Kiedy Melancholia nieoczekiwanie zawróci i stanie się jasne, że tym razem nieszczęścia nie da się uniknąć, Justine do końca pozostanie spokojna i zafascynowana. John zdezerteruje pierwszy: zażyje tabletki nasenne kupione przez Claire i skończy z sobą, nie dbając o los żony i synka. Wcześniej spokojny, pewny swoich racji, teraz nie wytrzymuje napięcia. A może nie jest w stanie znieść cierpienia najbliższych? Świadomości, że nie potrafi im pomóc? A może obawia się śmierci w męczarniach? A może to gest rozpaczy człowieka, który zawierzył nauce i poniósł klęskę? Dlaczego na miejsce swojej śmierci wybrał końską stajnię? Z kolei Claire chciałaby wierzyć, że potem nie będzie pustki, że nie jesteśmy sami we wszechświecie, więc może zdarzy się coś nieprzewidzianego. Boi się, popada w szaleństwo, miota się bezradnie, próbując szukać jakiegoś ratunku dla siebie i synka. Jest to pewnie ludzki strach przed śmiercią, ale też Claire inaczej niż jej siostra jest chyba (piszę chyba, bo, jak już wspominałam, za mało mamy danych, aby mieć pewność) zadowolona ze swojego wygodnego, spokojnego życia i po prostu żal jej się z nim rozstawać. W tych ostatnich chwilach Justine, Claire i jej synek są razem, ale każdy musi swój strach przeżyć sam. Nic się zrobić nie da, nawet Superciocia nie okaże się czarodziejką. Może jedynie zbudować symboliczną tajemniczą grotę, aby dać złudną nadzieję swojemu małemu siostrzeńcowi, ulżyć jego lękowi. I tak we trójkę, razem, ale osobno, pozostaje im czekać na koniec. Gdy nadejdzie, rzeczywiście nie będzie już nic. Rację miała Justine.
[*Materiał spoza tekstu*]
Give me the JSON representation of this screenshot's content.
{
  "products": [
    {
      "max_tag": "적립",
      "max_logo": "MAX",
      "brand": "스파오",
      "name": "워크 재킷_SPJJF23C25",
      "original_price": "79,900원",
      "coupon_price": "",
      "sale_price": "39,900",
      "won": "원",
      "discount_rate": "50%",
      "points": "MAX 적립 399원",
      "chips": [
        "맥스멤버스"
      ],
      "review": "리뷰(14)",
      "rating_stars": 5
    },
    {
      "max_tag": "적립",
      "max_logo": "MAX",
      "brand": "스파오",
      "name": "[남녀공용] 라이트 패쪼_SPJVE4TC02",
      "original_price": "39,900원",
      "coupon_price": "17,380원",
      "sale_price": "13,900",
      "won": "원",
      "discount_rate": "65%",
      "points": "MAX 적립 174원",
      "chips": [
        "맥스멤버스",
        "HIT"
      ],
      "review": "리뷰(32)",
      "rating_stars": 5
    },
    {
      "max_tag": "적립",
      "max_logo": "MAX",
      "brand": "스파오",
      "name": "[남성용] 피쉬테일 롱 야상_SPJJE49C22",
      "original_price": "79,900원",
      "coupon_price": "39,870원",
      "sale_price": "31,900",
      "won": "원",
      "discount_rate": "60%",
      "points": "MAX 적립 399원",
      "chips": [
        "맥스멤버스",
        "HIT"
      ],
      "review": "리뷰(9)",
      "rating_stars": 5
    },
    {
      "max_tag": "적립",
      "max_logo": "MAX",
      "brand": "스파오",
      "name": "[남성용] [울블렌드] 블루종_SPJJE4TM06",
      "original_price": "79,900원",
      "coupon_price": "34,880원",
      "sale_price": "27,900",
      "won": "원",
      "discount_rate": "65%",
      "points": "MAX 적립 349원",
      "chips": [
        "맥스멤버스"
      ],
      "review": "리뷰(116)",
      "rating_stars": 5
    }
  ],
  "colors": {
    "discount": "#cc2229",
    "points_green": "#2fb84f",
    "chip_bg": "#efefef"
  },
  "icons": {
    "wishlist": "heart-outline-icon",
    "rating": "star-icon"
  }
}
Lars von Trier wspaniale buduje atmosferę napięcia i zagrożenia, od początkowych obrazów stanowiących rodzaj prologu, zapowiedzi tego, co zobaczymy w filmie. Niezwykłe przestrzenie, rezydencja, pustka, nieco teatralny krajobraz, rżenie koni, ich niepokój podczas przejażdżek, dziwne zjawiska, błękitne światło spowijające wszystko wokół, szalejące robaczki, elektryczne wyładowania, a na koniec wichura i deszcz. Wreszcie sama dostojna, wielka, piękna, błękitna Melancholia, coraz większa i większa. To wszystko sprawia, że niepokój i rosnące zagrożenie odczuwa i widz. 

Duński reżyser tym filmem, mimo zgłoszonych zastrzeżeń, powraca do moich łask, chociaż do grona jego wiernych wyznawców na pewno nadal nie będę się zaliczać.